15. SUBSEQUENT EVENTS

Investment Activity

During the period from October 1, 2024 to November 7, 2024, the Company advanced approximately $5.5 million to existing borrowers under fully discretionary delayed draw facilities, and the Company advanced the $6.0 million unfunded commitment on Loan #32. Additionally, in October 2024, the Company originated a $27.0 million term loan to an operator in Illinois, of which $25.0 million was funded at closing. The loan bears interest at a floating rate, based on the prime rate, and a spread of 6.25% subject to a 7.50% prime rate floor. The loan is interest only for the first 15 months and thereafter amortizes at a rate of 10.0% per annum.

On October 1, 2024, the Company sold $6.0 million of the principal balance of Loan #11, which was classified as held for sale as of September 30, 2024, to an affiliate under common control with the Manager. The total selling price of approximately $6.0 million was approved by the audit committee of the Board. The fair value equaled the carrying value of the loan of $6.0 million plus accrued unpaid interest through the sale date. On October 4, 2024, the outstanding principal balance of Loan #11 was repaid in full along with all applicable accrued interest and fees payable at maturity.

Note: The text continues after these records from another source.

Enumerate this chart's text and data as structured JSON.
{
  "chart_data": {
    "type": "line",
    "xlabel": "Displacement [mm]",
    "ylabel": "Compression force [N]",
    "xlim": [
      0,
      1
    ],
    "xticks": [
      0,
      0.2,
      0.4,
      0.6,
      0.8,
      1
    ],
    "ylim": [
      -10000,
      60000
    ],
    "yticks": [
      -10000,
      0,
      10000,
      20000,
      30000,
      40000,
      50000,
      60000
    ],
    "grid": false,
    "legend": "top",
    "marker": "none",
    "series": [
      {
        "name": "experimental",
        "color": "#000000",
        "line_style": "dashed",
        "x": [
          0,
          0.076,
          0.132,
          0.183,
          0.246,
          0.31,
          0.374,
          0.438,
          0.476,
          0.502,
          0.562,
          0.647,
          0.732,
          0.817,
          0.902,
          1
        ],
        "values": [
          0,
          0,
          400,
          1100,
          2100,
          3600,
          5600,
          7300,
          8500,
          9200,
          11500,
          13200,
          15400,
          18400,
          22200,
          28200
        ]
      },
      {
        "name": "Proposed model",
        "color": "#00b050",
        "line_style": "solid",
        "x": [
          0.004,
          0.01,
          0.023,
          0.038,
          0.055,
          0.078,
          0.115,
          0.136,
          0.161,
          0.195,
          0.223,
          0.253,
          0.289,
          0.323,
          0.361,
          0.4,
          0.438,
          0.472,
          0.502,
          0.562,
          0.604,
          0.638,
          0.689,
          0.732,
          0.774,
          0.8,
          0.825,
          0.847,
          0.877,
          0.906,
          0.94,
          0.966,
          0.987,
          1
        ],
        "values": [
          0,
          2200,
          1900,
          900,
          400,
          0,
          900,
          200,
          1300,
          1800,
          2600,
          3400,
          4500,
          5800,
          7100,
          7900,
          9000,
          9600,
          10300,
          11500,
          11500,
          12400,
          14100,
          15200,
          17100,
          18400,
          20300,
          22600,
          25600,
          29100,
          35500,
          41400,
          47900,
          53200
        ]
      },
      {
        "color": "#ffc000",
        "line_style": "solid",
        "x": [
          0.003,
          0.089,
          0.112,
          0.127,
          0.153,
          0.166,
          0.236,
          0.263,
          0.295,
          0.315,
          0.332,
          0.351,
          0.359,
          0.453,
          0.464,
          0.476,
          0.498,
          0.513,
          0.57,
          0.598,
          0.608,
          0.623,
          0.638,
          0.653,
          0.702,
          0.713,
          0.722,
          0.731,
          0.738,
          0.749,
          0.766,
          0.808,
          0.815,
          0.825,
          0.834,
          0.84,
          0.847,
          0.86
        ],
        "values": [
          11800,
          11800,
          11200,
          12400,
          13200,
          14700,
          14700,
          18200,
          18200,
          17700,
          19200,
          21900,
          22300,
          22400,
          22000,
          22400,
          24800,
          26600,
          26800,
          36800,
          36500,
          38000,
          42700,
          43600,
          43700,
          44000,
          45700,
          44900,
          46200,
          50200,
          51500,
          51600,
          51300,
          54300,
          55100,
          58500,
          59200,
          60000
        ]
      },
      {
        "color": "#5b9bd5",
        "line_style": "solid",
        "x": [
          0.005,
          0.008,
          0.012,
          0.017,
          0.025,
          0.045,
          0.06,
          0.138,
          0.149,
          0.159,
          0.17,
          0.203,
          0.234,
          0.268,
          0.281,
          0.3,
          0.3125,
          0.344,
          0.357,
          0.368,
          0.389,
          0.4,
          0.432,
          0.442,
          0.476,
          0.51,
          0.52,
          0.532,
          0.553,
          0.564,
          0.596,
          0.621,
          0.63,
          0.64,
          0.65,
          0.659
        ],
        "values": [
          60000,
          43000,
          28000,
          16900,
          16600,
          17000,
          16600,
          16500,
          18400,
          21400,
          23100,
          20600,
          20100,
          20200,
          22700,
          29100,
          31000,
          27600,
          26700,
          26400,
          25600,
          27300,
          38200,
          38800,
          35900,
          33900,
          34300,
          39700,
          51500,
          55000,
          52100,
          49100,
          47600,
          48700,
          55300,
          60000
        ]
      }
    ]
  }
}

On October 30, 2024, the Company entered into an Omnibus Assignment and Assumption Agreement with an affiliate under common control whereby the Company sold $6.0 million of the principal balance of Loan #1, in exchange for aggregate consideration of $6.0 million comprised of approximately $4.5 million and $1.5 million of principal of existing Loans #7 and #20, respectively. The fair value approximated the carrying value of the loan plus accrued unpaid interest through the sale date.

Unsecured Notes due 2028

On October 18, 2024, the Company entered into a Loan Agreement by and among the Company and the various financial institutions party thereto, for an aggregate commitment of $50.0 million in unsecured notes (the "Unsecured Notes"). The Unsecured Notes have a contractual four year term maturing on October 18, 2028 and bear an interest rate of 9.00% per annum. The $50.0 million aggregate commitment was advanced on the closing date and proceeds were used to temporarily repay outstanding obligations on the Revolving Loan and for other working capital purposes. The Company incurred debt issuance costs of approximately $0.9 million related to Unsecured Notes, which were capitalized and are subsequently amortized through maturity.

Revolving Loan

During the period from October 1, 2024 to November 6, 2024, the Company had net borrowings and repayments on the Revolving Loan of $(38.5) million. As of November 7, 2024, remaining availability on the Revolving Loan is $94.5 million.

Payment of Dividend

On October 15, 2024, the Company paid its regular quarterly dividend of $0.47 per common share relating to the third quarter of 2024 to stockholders of record as of the close of business on September 30, 2024. The total amount of the cash dividend payment was approximately $9.3 million.